Matthias Dahms, President of the DSWV, shared his thoughts on this news. His thoughts were as follows.

“Sports betting has reached the centre of society in Germany and has become a popular leisure activity. The common good also benefits: Last year, sports betting providers paid around half a billion euros in sports betting tax.”

In the midst of changes

Germany’s 16 Federal States are currently deciding how to move forward with a unified State Treaty for gambling. Sports betting would be allowed to continue, with other verticals opening up alongside it.

At the moment, 45 operators are awaiting approval on their licence applications. The first of these will be issued this Spring.

The outcome of talks so far have been mixed with mixed reviews. And for affiliates with German traffic, they could cause significant problems. Most players here bet in-play, but advertising during games would be banned if proposed legislation is passed in its current form. Players would also have a monthly, cross-operator spending limit of €1,000.

A bigger issue is the below excerpt from paragraph 5.2 of the bill – translated into English.

“The negotiation or payment of any variable compensation for gambling advertisement, especially for games that users are banned from taking part in, shall not be permitted, in particular if the aforementioned compensation is based on turnover, deposits, or wagers, and advertising for the aforementioned games is effected via affiliate links.”

Unintentional or not, industry experts have argued that this could put bettors in danger.
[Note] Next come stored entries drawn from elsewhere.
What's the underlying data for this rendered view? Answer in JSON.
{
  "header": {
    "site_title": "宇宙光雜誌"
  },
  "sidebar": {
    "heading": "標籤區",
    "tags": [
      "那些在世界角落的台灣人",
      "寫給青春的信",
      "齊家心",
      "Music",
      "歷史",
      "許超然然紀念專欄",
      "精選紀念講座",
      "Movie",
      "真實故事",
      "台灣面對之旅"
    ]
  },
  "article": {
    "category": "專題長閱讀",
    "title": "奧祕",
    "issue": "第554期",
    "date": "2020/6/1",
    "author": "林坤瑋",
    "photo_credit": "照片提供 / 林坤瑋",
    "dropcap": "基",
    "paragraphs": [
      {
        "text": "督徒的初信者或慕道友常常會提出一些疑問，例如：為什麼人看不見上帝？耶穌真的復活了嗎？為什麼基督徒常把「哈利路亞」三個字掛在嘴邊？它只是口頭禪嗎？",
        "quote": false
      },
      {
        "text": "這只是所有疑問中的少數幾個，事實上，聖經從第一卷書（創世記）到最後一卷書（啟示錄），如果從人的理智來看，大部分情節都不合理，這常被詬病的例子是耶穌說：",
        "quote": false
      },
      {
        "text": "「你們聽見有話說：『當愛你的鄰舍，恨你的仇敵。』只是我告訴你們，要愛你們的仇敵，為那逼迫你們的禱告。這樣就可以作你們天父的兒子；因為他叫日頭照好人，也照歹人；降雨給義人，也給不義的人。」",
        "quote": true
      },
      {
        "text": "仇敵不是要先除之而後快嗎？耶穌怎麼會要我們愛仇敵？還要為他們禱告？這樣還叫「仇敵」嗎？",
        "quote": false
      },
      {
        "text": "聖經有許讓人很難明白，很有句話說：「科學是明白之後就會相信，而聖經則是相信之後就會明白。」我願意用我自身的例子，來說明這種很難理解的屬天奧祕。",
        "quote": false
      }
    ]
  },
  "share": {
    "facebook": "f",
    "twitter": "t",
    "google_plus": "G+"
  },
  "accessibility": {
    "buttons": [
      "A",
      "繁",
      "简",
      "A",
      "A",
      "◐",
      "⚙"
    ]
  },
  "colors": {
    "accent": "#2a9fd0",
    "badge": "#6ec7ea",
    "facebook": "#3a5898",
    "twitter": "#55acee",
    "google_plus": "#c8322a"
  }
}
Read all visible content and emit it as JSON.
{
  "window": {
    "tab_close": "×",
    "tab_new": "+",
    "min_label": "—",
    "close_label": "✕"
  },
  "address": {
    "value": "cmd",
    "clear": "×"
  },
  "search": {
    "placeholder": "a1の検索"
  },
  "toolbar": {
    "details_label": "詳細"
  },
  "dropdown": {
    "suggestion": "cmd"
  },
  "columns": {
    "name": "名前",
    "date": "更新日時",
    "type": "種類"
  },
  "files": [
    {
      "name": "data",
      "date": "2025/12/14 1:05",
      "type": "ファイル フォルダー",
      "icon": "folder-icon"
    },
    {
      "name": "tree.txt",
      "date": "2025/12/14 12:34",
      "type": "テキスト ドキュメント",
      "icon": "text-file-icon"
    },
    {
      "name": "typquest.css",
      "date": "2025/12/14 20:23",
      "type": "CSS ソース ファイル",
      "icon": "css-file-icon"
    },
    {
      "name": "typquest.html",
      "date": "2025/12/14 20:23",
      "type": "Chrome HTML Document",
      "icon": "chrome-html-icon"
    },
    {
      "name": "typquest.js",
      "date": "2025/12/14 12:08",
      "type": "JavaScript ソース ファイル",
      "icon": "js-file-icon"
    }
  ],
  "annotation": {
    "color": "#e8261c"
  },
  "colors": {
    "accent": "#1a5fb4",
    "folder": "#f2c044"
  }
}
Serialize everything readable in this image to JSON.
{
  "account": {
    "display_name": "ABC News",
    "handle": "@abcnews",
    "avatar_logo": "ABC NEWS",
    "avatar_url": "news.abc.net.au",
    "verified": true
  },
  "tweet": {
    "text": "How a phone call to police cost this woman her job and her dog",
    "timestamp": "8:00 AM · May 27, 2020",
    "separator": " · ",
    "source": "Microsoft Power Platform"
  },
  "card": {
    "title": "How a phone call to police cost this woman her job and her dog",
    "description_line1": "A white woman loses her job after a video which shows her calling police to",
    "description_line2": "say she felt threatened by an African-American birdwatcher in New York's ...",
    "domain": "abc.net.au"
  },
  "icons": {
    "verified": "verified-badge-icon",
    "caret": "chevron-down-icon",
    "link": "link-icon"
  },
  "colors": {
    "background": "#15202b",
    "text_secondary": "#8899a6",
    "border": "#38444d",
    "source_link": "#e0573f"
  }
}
For example, it has been mentioned that affiliates play an important role in directing players to regulated operators and offers.

Dahms also spoke about the current situation in German gambling, calling on the country’s Federal States to form sturdy regulation.

“It is now up to the federal states to show that their regulatory framework works and that they can effectively deal with unlicensed offers. In some cases, improvements are necessary so that there is no displacement of players into the black market and distortion of competition.”